The question of ‘how many pollers = how many devices’ is very difficult to calculate.

For us due to geographic dispersion some of our poller runtimes are fairly long for a single device as there is latency on every request/response etc, and some of our devices are very large devices (virtual chassis etc lots of ports/sub-interfaces), or large qtys of bgp peers etc.

Some of our devices are pretty simple but we have thousands of them.

We basically keep an eye on the amount of used poller seconds vs available poller seconds, and number of devices ‘unpolled’ for a poll run - and when this gets close to ‘full’ we add another pod into the k8s.

Each poller thread consumes one persistent connection to the redis server - so sizing redis connections and keeping an eye on them is a good idea. Similar but less with mysql.

We run about 96 workers per poller (would not suggest this as a start point) and we have max redis about 12,0000 but using ~7-8k and mysql max connections 4k using about 2k

I could be wrong but I think there was more than a gig of persistent traffic to/from the db/redis/mysql host so a good network might be on the list of things to have.

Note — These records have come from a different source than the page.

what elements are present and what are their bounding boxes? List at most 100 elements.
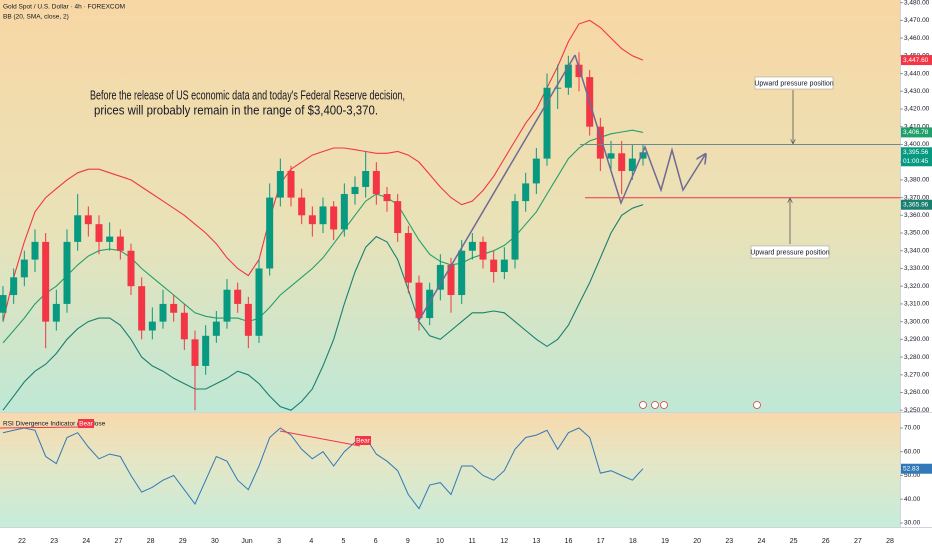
candle-body bbox=[543, 87, 551, 159]
drawings: Upward pressure position Upward pressure… bbox=[0, 4, 900, 447]
candle-body bbox=[266, 197, 274, 269]
candle-body bbox=[191, 339, 199, 366]
candle-body bbox=[511, 201, 519, 260]
candle-body bbox=[564, 64, 572, 88]
price-label: 3,447.60 bbox=[903, 57, 929, 64]
candle-body bbox=[10, 277, 18, 296]
annotation-label: Upward pressure position bbox=[754, 80, 833, 87]
countdown-label: 01:00:45 bbox=[903, 158, 929, 165]
candle-body bbox=[84, 215, 92, 225]
y-tick-label: 30.00 bbox=[904, 520, 921, 527]
rsi-pane bbox=[0, 413, 900, 527]
y-tick-label: 3,370.00 bbox=[904, 194, 930, 201]
candle-body bbox=[479, 241, 487, 260]
candle-body bbox=[468, 241, 476, 251]
rsi-line bbox=[2, 427, 644, 510]
bear-box bbox=[78, 419, 94, 428]
y-tick-label: 3,250.00 bbox=[904, 407, 930, 414]
candle-body bbox=[138, 286, 146, 331]
candle-body bbox=[74, 215, 82, 242]
x-tick-label: 3 bbox=[277, 538, 281, 545]
candle-body bbox=[618, 153, 626, 172]
candle-body bbox=[234, 289, 242, 304]
price-label-box bbox=[901, 463, 932, 474]
price-label: 52.83 bbox=[903, 465, 920, 472]
candle-body bbox=[628, 158, 636, 172]
candle-body bbox=[52, 303, 60, 322]
x-tick-label: 13 bbox=[533, 538, 541, 545]
candle-body bbox=[287, 171, 295, 198]
candle-body bbox=[383, 194, 391, 202]
candle-body bbox=[394, 201, 402, 234]
candle-body bbox=[42, 241, 50, 322]
x-tick-label: 27 bbox=[115, 538, 123, 545]
divergence-line bbox=[0, 426, 81, 429]
bear-box bbox=[355, 436, 371, 445]
x-tick-label: 18 bbox=[629, 538, 637, 545]
candle-body bbox=[426, 289, 434, 319]
y-tick-label: 3,310.00 bbox=[904, 301, 930, 308]
label-box bbox=[750, 245, 830, 259]
y-tick-label: 3,340.00 bbox=[904, 247, 930, 254]
x-tick-label: 23 bbox=[50, 538, 58, 545]
note: Before the release of US economic data a… bbox=[90, 88, 405, 102]
label-box bbox=[754, 76, 834, 90]
rsi-title: RSI Divergence Indicator (14, close bbox=[3, 421, 106, 428]
x-tick-label: 24 bbox=[82, 538, 90, 545]
y-tick-label: 50.00 bbox=[904, 472, 921, 479]
candle-body bbox=[180, 312, 188, 340]
candle-body bbox=[106, 236, 114, 242]
candle-body bbox=[522, 183, 530, 202]
y-tick-label: 3,330.00 bbox=[904, 265, 930, 272]
x-tick-label: 16 bbox=[565, 538, 573, 545]
price-label: 3,365.96 bbox=[903, 201, 929, 208]
x-tick-label: 20 bbox=[693, 538, 701, 545]
candle-body bbox=[298, 197, 306, 216]
y-tick-label: 3,380.00 bbox=[904, 177, 930, 184]
price-label-box bbox=[901, 147, 932, 167]
candle-body bbox=[607, 153, 615, 159]
candle-body bbox=[330, 206, 338, 230]
x-tick-label: 29 bbox=[179, 538, 187, 545]
candle-body bbox=[372, 171, 380, 195]
x-tick-label: 17 bbox=[597, 538, 605, 545]
candle-body bbox=[436, 264, 444, 290]
y-tick-label: 70.00 bbox=[904, 425, 921, 432]
candle-body bbox=[500, 259, 508, 273]
chart-title: Gold Spot / U.S. Dollar · 4h · FOREXCOM bbox=[3, 4, 125, 11]
y-tick-label: 3,460.00 bbox=[904, 35, 930, 42]
candle-body bbox=[458, 250, 466, 296]
candle-body bbox=[127, 250, 135, 287]
candle-body bbox=[575, 64, 583, 78]
candle-body bbox=[95, 224, 103, 242]
price-pane bbox=[0, 0, 900, 412]
note: prices will probably remain in the range… bbox=[94, 103, 378, 117]
y-tick-label: 60.00 bbox=[904, 448, 921, 455]
x-tick-label: 5 bbox=[342, 538, 346, 545]
y-tick-label: 3,440.00 bbox=[904, 70, 930, 77]
candle-body bbox=[308, 215, 316, 225]
candle-body bbox=[20, 259, 28, 278]
candle-body bbox=[202, 335, 210, 366]
x-tick-label: 24 bbox=[758, 538, 766, 545]
x-tick-label: Jun bbox=[241, 538, 252, 545]
y-tick-label: 3,410.00 bbox=[904, 123, 930, 130]
y-tick-label: 3,300.00 bbox=[904, 318, 930, 325]
candle-body bbox=[532, 158, 540, 184]
candle-body bbox=[0, 295, 7, 313]
price-label-box bbox=[901, 199, 932, 210]
x-tick-label: 26 bbox=[822, 538, 830, 545]
candle-body bbox=[148, 321, 156, 331]
x-tick-label: 22 bbox=[18, 538, 26, 545]
x-tick-label: 25 bbox=[790, 538, 798, 545]
x-tick-label: 10 bbox=[436, 538, 444, 545]
candle-body bbox=[116, 236, 124, 251]
candle-body bbox=[554, 87, 562, 89]
y-tick-label: 3,350.00 bbox=[904, 230, 930, 237]
y-tick-label: 3,260.00 bbox=[904, 389, 930, 396]
candle-body bbox=[351, 186, 359, 195]
candle-body bbox=[223, 289, 231, 322]
candle-body bbox=[362, 171, 370, 187]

Probably what I will end up doing is splitting it all up again so we have a couple of instances per continent (for the ‘HA’) and so we don’t have things like pollers pushing from one side of the world to the other and reducing blast radius on failure / link issues

We run a sidecar instance of telegraf on all the poller pods buffering back into a central influxdb host with a 7 day retention so ops teams can build pretty dashboards in grafana specific to their needs

In terms of pollers one of our instances has 15 in one zone, 22 in another, 12 in another and 5 in another - so 54 pollers … pods have 2g request, 3gb limit, 6 cpu allocation … telegraf 256mb limit, 64mb request buffer size 5000 etc…

1 Like

Just double checked – network traffic for us is about 150-200Mbps avg out on a bonded set of interfaces peaking 480Mbps at some stage … We run MariaDB, rrdCached, redis and influxdb on this host fwiw but typically only used by LibreNMS (a little bit of gNMI traffic)

1 Like

Thank you for taking the time to write this fantastically detailed reply and my apologies for taking a while to come back to you.

Regarding your UI nodes, do you have more than one per instance? I was trying to figure out how to separate up the UI from being the LibreNMS master node and RRD storage. I guess in your case, you have your RRDs on your bare metal, presumably shared over NFS or something and all your nodes write to its rrdcached. I guess I could put more than one UI node in a dedicated poller group which has no devices to poll.

All access to RRDdata is via rrdcached (from both pollers and ui nodes) so you don’t need NFS export or anything like that.

We run two nodes in a Deployment on kubernetes for the UI handling. They basically run ngnix and php-fpm and no polling processes so they don’t try to run any poller/discovery tasks etc.

The poller nodes just run librenms-service.py. The master node election stuff only includes nodes running librenms-service.py.

Thanks for taking the time to reply and again, my apologies for taking a while to come back.